The resolution's failure certainly overshadows the fact that several of Mr Mugabe's neighbouring states are refusing to recognise him as president; an unprecedented rupture of the informal rule that African governments do not turn on their own. And it weakens the position of the opposition Movement for Democratic Change in its negotiations with Mr Mugabe's Zanu-PF party. The thwarted resolution feels like a return to square one.

Russia and China vetoed the resolution at the Security Council meeting in New York, arguing that Zimbabwe poses no threat to international security. The US says Russia's behaviour brings into question its reliability as a G8 partner. Our own government, which sponsored the motion along with Washington, says the vetoes are "incomprehensible". Actually, the result was only too comprehensible. Russia and China have a long history of vetoing resolutions against nations that confine their abuses to their own borders.

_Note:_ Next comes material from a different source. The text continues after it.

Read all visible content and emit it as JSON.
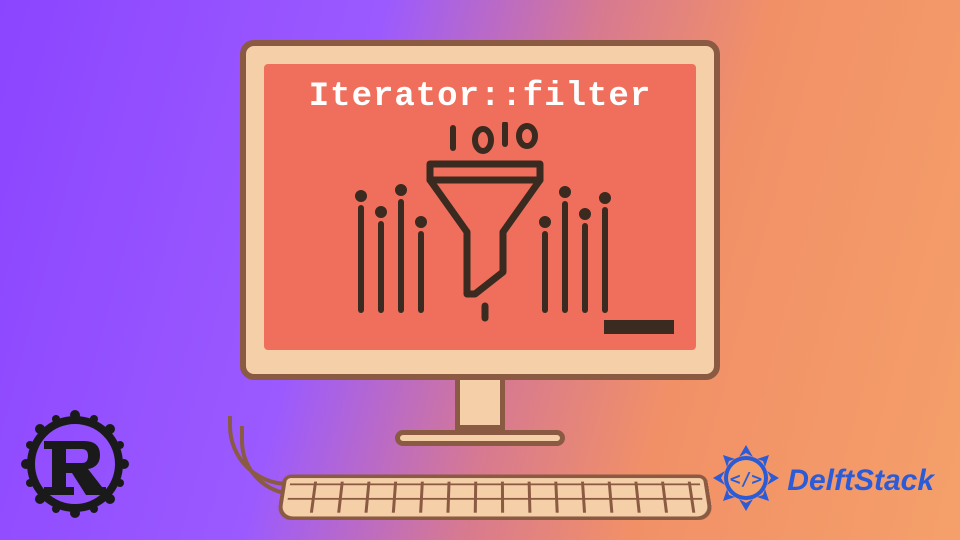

It was a diplomatic blunder for Britain and the US to force a vote on this resolution without being reasonably sure of a positive result. If its passage could not be guaranteed, it should never have been put forward. The US and UK seem to have misread Russia's acquiescence in last week's G8 summit communiqué, which said that "steps should be taken, including financial and other measures against those individuals responsible for violence" in Zimbabwe. Britain and America thought this meant sanctions. Russia, evidently, did not. But while the vetoes of Russia and China might be explained away as a last-minute betrayal, the no vote of South Africa, one of the non-permanent members of the Security Council, points to a broader failure to prepare the ground. The British Foreign Minister for Africa and former UN diplomat, Mark Malloch-Brown, has described the resolution as a "high-stakes gamble". But, in diplomacy, gambling tends to be unwise. And when the result affects the lives of hundreds of thousands of Zimbabweans, it begins to look positively irresponsible.

Yet though the execution was appalling, the intention was sound. South Africa argues that sanctions would interfere with the negotiations in Zimbabwe and risk provoking a civil war. This is wrong. The UN should be unequivocally backing the MDC in these power-sharing talks through the threat of sanctions. An arms embargo and an international travel ban on the country's ruling clique would have helped to force Mr Mugabe to meet the MDC's demands.

What is the alternative? The "quiet diplomacy" of the South African president, Thabo Mbeki, over the past eight years has failed. There is no reason to believe it will start to bear fruit now. As for Mr Mbeki's fear of a civil war in South Africa's northern neighbour, he needs to take a closer look at how the political opposition is being terrorised by Mr Mugabe's thugs. The conflict is already spiralling out of control.

Russia and China are also wrong to argue that what is happening in Zimbabwe should be treated as an internal matter. This is merely an excuse for turning a blind eye to the horror that Mr Mugabe is inflicting on his own people. After last week's shambles, the international pressure for this blood-soaked tyrant to step down needs to be redoubled, not eased.